In such datasets, the usual variance or standard deviation scale estimate can be rendered useless
by even a single outlier.
\(S_n\) Statistic
The \(S_n\) statistic developed by Croux and Rousseeuw is defined as
\[S_n = 1.1926 \times c_n \times \textrm{median}_i \left\{ \textrm{median}_j \left( \left| x_i - x_j \right| \right) \right\}\]
For each sample \(x_i, 1 \le i \le n\), the median of the values \(\left| x_i - x_j \right|\) is computed for all
\(x_j, 1 \le j \le n\). This yields \(n\) values, whose median then gives the final \(S_n\).
The factor \(1.1926\) makes \(S_n\) an unbiased estimate of the standard deviation for Gaussian data.
The factor \(c_n\) is a correction factor to correct bias in small sample sizes. \(S_n\) has an asymptotic
efficiency of 58%.
-
gsl_stats_Sn0_from_sorted_data(sorted_data)
-
gsl_stats_Sn_from_sorted_data(sorted_data)
These functions return the \(S_n\) statistic of sorted_data.
The elements of the array must be in ascending numerical order.
There are no checks to see
whether the data are sorted, so the function gsl_sort()
should
always be used first. The Sn0
function calculates
\(\textrm{median}_i \left\{ \textrm{median}_j \left( \left| x_i - x_j \right| \right) \right\}\)
(i.e. the \(S_n\) statistic without the bias correction scale factors).
\(Q_n\) Statistic
The \(Q_n\) statistic developed by Croux and Rousseeuw is defined as
\(Q_n = 2.21914 \times d_n \times \left\{ \left | x_i - x_j \right | , i < j \right\}_{ (k) }\)
The factor \(2.21914\) makes \(Q_n\) an unbiased estimate of the standard deviation for Gaussian data.

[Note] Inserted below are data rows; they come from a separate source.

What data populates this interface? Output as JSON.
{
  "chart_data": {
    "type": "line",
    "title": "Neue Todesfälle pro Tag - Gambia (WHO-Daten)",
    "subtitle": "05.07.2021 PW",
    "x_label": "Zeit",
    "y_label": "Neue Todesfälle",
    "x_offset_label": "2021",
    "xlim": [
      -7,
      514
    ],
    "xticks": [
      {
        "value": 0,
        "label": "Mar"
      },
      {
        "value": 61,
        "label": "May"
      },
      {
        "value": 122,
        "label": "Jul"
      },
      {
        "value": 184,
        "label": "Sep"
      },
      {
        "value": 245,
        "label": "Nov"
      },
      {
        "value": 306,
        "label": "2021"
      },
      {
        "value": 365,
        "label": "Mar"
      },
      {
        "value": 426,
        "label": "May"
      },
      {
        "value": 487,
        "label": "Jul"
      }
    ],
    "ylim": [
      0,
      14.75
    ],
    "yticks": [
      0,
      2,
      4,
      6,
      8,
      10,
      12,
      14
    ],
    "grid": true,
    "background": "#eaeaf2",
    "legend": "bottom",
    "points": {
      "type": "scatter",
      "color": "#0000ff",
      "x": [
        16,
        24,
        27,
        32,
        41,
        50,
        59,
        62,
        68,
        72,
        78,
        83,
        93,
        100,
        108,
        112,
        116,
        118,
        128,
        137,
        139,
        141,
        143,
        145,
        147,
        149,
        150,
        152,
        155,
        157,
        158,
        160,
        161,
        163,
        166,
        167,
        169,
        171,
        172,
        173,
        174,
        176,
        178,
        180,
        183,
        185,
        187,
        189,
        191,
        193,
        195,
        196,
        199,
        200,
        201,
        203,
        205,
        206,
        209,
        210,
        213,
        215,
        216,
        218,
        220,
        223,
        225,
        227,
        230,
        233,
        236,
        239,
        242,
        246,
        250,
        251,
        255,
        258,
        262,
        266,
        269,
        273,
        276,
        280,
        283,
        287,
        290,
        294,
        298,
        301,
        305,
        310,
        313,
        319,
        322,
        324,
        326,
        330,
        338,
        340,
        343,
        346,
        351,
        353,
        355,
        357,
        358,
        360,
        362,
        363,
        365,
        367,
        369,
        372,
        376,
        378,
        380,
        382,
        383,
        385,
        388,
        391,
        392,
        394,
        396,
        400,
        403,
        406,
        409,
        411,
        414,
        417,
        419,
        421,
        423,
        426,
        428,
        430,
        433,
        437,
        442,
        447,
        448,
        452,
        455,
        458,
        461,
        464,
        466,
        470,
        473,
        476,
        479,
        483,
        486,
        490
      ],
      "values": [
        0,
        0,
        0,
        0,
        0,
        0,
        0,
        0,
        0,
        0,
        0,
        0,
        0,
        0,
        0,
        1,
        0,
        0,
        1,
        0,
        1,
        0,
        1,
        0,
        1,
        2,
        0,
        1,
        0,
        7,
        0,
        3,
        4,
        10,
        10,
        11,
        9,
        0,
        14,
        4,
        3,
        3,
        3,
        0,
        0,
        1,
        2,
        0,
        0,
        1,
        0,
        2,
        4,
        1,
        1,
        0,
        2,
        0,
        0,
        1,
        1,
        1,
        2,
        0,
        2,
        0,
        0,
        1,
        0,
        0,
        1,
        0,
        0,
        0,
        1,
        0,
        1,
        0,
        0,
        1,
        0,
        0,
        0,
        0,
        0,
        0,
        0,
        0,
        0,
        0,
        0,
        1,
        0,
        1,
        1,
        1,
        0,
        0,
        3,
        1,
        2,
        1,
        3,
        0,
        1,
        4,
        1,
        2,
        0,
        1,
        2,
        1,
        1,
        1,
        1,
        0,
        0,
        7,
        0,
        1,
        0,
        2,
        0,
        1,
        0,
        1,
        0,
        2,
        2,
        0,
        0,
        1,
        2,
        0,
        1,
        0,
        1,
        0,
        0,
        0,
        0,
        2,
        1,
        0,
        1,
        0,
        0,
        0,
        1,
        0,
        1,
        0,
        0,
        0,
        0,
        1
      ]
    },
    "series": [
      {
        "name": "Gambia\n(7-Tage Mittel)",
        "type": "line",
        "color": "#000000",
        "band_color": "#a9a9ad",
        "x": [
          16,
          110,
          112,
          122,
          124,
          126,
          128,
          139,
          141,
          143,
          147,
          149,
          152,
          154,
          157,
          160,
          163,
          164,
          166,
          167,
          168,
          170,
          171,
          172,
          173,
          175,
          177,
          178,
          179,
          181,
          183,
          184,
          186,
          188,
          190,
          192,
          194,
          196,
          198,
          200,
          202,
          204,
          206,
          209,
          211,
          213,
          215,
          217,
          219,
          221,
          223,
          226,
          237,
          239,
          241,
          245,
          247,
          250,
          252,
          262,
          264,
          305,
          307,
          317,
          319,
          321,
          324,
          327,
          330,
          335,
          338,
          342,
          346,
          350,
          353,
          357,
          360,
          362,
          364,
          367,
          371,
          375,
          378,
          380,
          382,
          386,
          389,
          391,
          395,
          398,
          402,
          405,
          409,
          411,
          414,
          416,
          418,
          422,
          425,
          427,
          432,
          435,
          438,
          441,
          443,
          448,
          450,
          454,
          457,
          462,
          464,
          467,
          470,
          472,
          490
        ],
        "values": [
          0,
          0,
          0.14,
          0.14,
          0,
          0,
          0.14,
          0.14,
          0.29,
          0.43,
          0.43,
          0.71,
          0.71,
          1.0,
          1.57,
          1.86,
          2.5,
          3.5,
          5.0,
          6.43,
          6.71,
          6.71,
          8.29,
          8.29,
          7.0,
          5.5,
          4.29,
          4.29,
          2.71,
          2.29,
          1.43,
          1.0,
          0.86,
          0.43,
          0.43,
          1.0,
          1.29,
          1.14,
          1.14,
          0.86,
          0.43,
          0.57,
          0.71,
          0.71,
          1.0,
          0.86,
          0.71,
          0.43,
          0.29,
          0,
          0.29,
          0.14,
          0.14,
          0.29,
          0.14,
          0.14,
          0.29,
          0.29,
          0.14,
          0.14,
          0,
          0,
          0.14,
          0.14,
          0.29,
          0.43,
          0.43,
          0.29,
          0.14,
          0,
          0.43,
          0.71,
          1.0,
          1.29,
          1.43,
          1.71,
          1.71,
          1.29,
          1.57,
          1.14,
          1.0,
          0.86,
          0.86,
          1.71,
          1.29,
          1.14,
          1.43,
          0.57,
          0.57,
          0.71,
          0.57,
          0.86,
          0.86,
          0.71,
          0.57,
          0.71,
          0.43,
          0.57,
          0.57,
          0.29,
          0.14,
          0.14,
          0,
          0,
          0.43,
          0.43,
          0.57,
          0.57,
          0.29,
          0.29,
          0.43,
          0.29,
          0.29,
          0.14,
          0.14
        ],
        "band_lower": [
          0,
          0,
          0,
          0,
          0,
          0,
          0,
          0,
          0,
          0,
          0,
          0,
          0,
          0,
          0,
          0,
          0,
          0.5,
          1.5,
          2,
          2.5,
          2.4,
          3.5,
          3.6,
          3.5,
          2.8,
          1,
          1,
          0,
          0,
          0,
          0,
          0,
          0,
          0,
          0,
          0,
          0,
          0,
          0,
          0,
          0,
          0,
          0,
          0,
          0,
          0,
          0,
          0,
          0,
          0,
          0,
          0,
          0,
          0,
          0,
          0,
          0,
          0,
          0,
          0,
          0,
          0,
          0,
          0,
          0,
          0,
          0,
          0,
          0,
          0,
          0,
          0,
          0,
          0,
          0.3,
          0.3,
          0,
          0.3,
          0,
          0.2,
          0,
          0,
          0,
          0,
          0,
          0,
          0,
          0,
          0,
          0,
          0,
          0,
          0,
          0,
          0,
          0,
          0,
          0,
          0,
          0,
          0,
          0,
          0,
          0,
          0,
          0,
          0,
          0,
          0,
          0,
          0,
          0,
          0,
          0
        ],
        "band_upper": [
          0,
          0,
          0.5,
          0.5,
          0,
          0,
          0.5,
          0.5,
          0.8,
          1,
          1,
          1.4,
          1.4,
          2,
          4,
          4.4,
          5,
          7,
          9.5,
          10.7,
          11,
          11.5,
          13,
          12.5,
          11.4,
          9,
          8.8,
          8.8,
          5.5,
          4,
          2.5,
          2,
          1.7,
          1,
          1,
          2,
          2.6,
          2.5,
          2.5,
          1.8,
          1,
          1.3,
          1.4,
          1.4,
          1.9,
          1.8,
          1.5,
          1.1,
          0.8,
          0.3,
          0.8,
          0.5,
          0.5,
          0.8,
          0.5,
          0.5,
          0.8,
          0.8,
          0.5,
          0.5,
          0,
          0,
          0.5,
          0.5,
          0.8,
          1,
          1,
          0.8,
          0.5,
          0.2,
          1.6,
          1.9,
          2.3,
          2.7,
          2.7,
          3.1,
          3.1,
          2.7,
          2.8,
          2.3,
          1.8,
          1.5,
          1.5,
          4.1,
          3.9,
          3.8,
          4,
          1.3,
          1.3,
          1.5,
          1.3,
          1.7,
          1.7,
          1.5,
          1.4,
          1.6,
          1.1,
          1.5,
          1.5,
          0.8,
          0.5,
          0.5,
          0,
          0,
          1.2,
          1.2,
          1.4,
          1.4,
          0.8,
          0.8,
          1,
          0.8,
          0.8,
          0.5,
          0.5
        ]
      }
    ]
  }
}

The factor \(d_n\) is a correction factor to correct bias in small sample sizes.The order statistic
is
\[\begin{split}k = \left(
\begin{array}{c}
\left\lfloor \frac{n}{2} \right\rfloor + 1 \\
2
\end{array}
\right)\end{split}\]
\(Q_n\) has an asymptotic efficiency of 82%.
-
gsl_stats_Qn0_from_sorted_data(sorted_data)
-
gsl_stats_Qn_from_sorted_data(sorted_data)
These functions return the \(Q_n\) statistic of sorted_data.
The elements of the array
must be in ascending numerical order.There are no checks to see
whether the data are sorted, so the function : func:gsl_sort()
should
always be used first.The Qn0
function calculates
\(\left\{ \left| x_i - x_j \right|, i < j \right\}_{(k)}\)
(i.e. \(Q_n\) without the bias correction scale factors).